AARP Eye Center
En español | More than half of Florida voters age 50 and older are worried about getting the coronavirus, and almost half (48 percent) are concerned they won’t be able to afford the health care that they and their family need, according to a new AARP poll that finds older voters could decide the 2020 elections.
Candidates who support protecting Social Security from benefit cuts, strengthening Medicare and allowing Medicare to negotiate with drug companies for lower prices are more likely to attract the support of 88 percent of Florida voters age 50 and older, the poll finds.
The results show that, despite the strong partisan divisions in the country, “there are some foundational programs that cut across these divisions — notably Social Security and Medicare,” says John Hishta, AARP senior vice president for campaigns. “These are areas that 50-plus voters care deeply about, no matter where they stand. And it shows that the candidates should be addressing those issues with these voters.”
The full results of the public opinion survey, released Tuesday, also found that 88 percent of those polled are worried that Congress won’t deal with the problems they face and 87 percent are worried that America is becoming even more divided.
Other key findings:
- 75 percent of 50-plus Florida voters are worried there will be cuts to Social Security to pay for new spending and the budget crisis.
- 48 percent are worried they won’t be able to afford the health care that they or they family need.
- 58 percent are worried about getting the coronavirus.
- 82 percent will support candidates who favor increasing protections on nursing home residents during the coronavirus pandemic.
- 83 percent also favor elected officials who will support making available quality, affordable long-term care options, including for home care and nursing homes.
Florida voters were also asked about the job Gov. Ron DeSantis is doing handling the coronavirus pandemic. Among those polls, 54 percent approved and 45 percent disapproved of his management of the crisis.
In the presidential race, former Vice President Joe Biden and President Donald Trump are locked in a tight contest among likely Florida voters. But while Biden leads Trump 48 percent to 46 percent among all Sunshine State voters, Trump has opened a 50 percent to 47 percent margin over Biden among voters age 50 and older.
Florida is among a group of competitive battleground states where the results of the presidential race could decide the November election.
“We believe 50-plus voters are going to play a critical role in this year’s election,” said Nancy LeaMond, AARP’s executive vice president and chief advocacy and engagement officer. She pointed out that while Americans age 50 and over comprise 45 percent of the voting population, they accounted for 56 percent of the ballots cast in 2016. “They punch above their weight,” she added.
The AARP survey also found that voters 50-plus are split over whether they support the way Trump has managed the coronavirus pandemic. Among all older voters 50 percent support the president’s management of the crisis while 48 percent oppose it.

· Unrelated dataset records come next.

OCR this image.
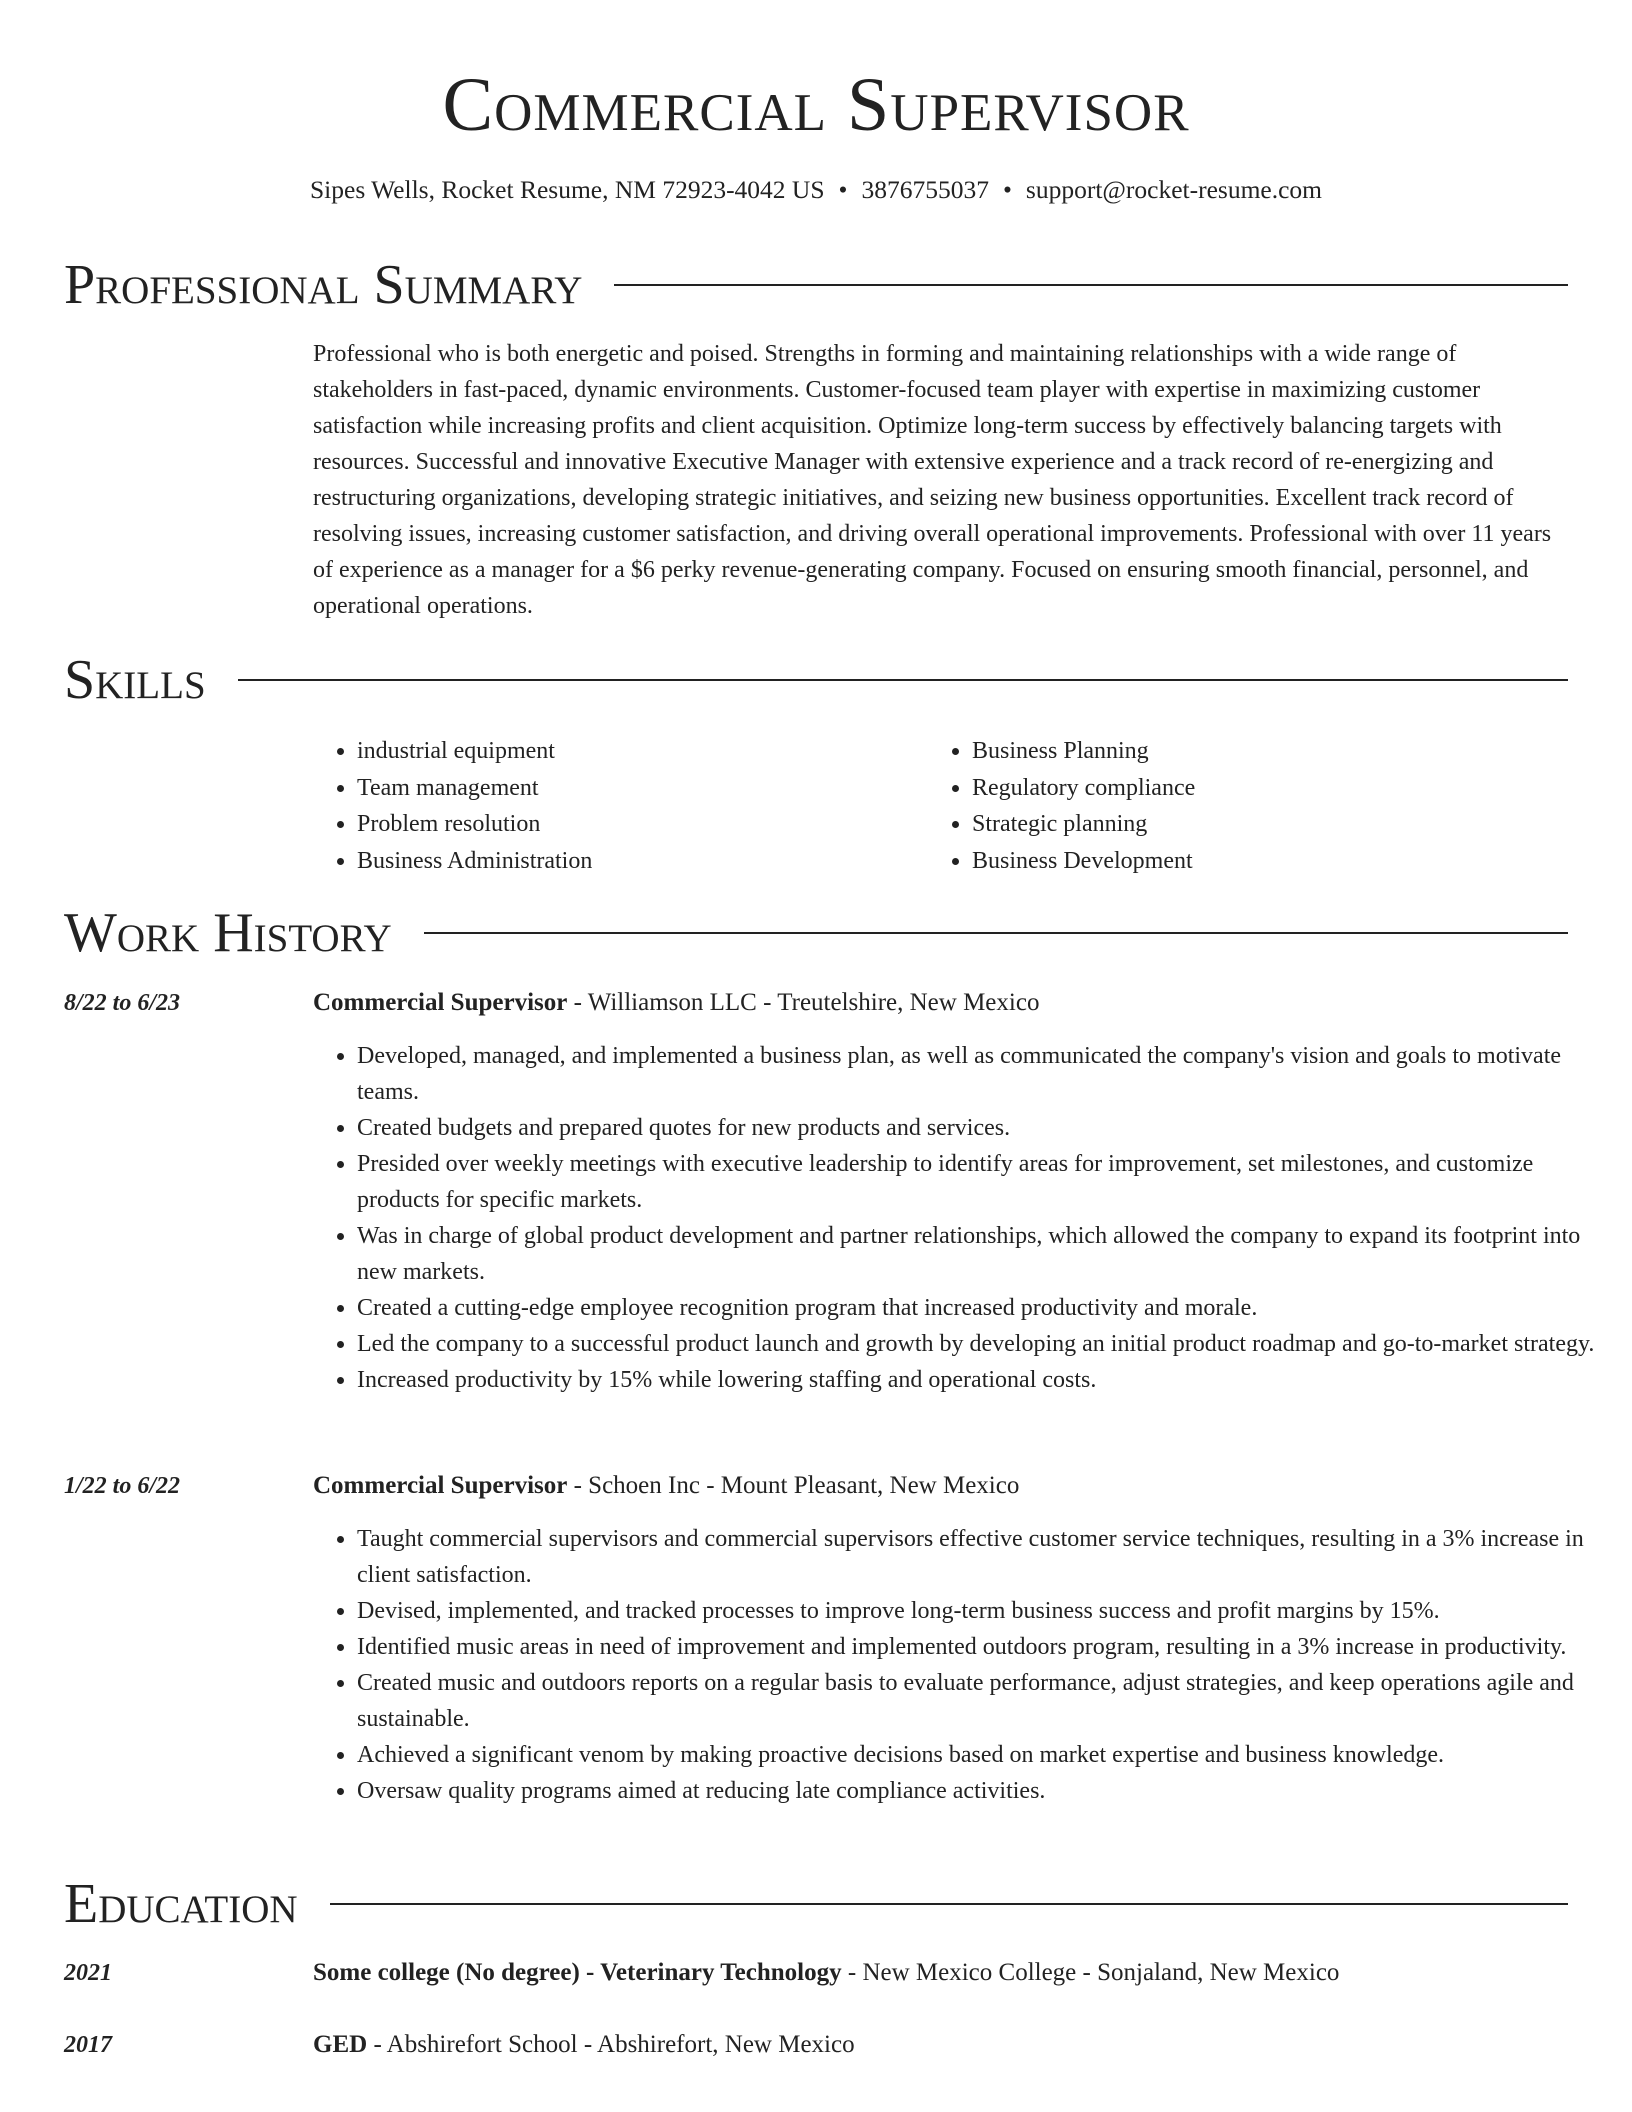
Commercial Supervisor
Sipes Wells, Rocket Resume, NM 72923-4042 US • 3876755037 • support@rocket-resume.com
Professional Summary

Professional who is both energetic and poised. Strengths in forming and maintaining relationships with a wide range of stakeholders in fast-paced, dynamic environments. Customer-focused team player with expertise in maximizing customer satisfaction while increasing profits and client acquisition. Optimize long-term success by effectively balancing targets with resources. Successful and innovative Executive Manager with extensive experience and a track record of re-energizing and restructuring organizations, developing strategic initiatives, and seizing new business opportunities. Excellent track record of resolving issues, increasing customer satisfaction, and driving overall operational improvements. Professional with over 11 years of experience as a manager for a $6 perky revenue-generating company. Focused on ensuring smooth financial, personnel, and operational operations.

Skills
• industrial equipment
• Team management
• Problem resolution
• Business Administration
• Business Planning
• Regulatory compliance
• Strategic planning
• Business Development
Work History
8/22 to 6/23	Commercial Supervisor - Williamson LLC - Treutelshire, New Mexico
• Developed, managed, and implemented a business plan, as well as communicated the company's vision and goals to motivate teams.
• Created budgets and prepared quotes for new products and services.
• Presided over weekly meetings with executive leadership to identify areas for improvement, set milestones, and customize products for specific markets.
• Was in charge of global product development and partner relationships, which allowed the company to expand its footprint into new markets.
• Created a cutting-edge employee recognition program that increased productivity and morale.
• Led the company to a successful product launch and growth by developing an initial product roadmap and go-to-market strategy.
• Increased productivity by 15% while lowering staffing and operational costs.
1/22 to 6/22	Commercial Supervisor - Schoen Inc - Mount Pleasant, New Mexico
• Taught commercial supervisors and commercial supervisors effective customer service techniques, resulting in a 3% increase in client satisfaction.
• Devised, implemented, and tracked processes to improve long-term business success and profit margins by 15%.
• Identified music areas in need of improvement and implemented outdoors program, resulting in a 3% increase in productivity.
• Created music and outdoors reports on a regular basis to evaluate performance, adjust strategies, and keep operations agile and sustainable.
• Achieved a significant venom by making proactive decisions based on market expertise and business knowledge.
• Oversaw quality programs aimed at reducing late compliance activities.
Education
2021	Some college (No degree) - Veterinary Technology - New Mexico College - Sonjaland, New Mexico
2017	GED - Abshirefort School - Abshirefort, New Mexico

In addition, fewer than half (46 percent) of Florida’s 50-plus electorate say they would get a COVID-19 vaccine, but nearly one in four (24 percent) of all those respondents say they weren’t sure if they would get it.
The survey also found that the majority of Floridians (63 percent) will cast their ballot either by mail or by voting early in person. One-third of those polled said they will go to a polling place on Election Day.
AARP’s Protect Voters 50+ campaign is designed to help make sure that even as America continues to deal with the coronavirus crisis, that all voters get the information they need to safely cast their ballot. AARP is working in every state to educate older voters on voting options.
“One thing we know is that virtually all older voters plan to vote this year,” said LeaMond. “They want to vote; they want their voices heard and they’re going to find a way to do that that’s safe,” she said.
AARP commissioned Benenson Strategy Group and GS Strategy Group to conduct telephone surveys in six presidential battleground states, including Florida. The pollsters interviewed 1,600 likely voters in the state between Aug. 28 and Sept. 8. The results have a margin of error of plus or minus 2.5 percent.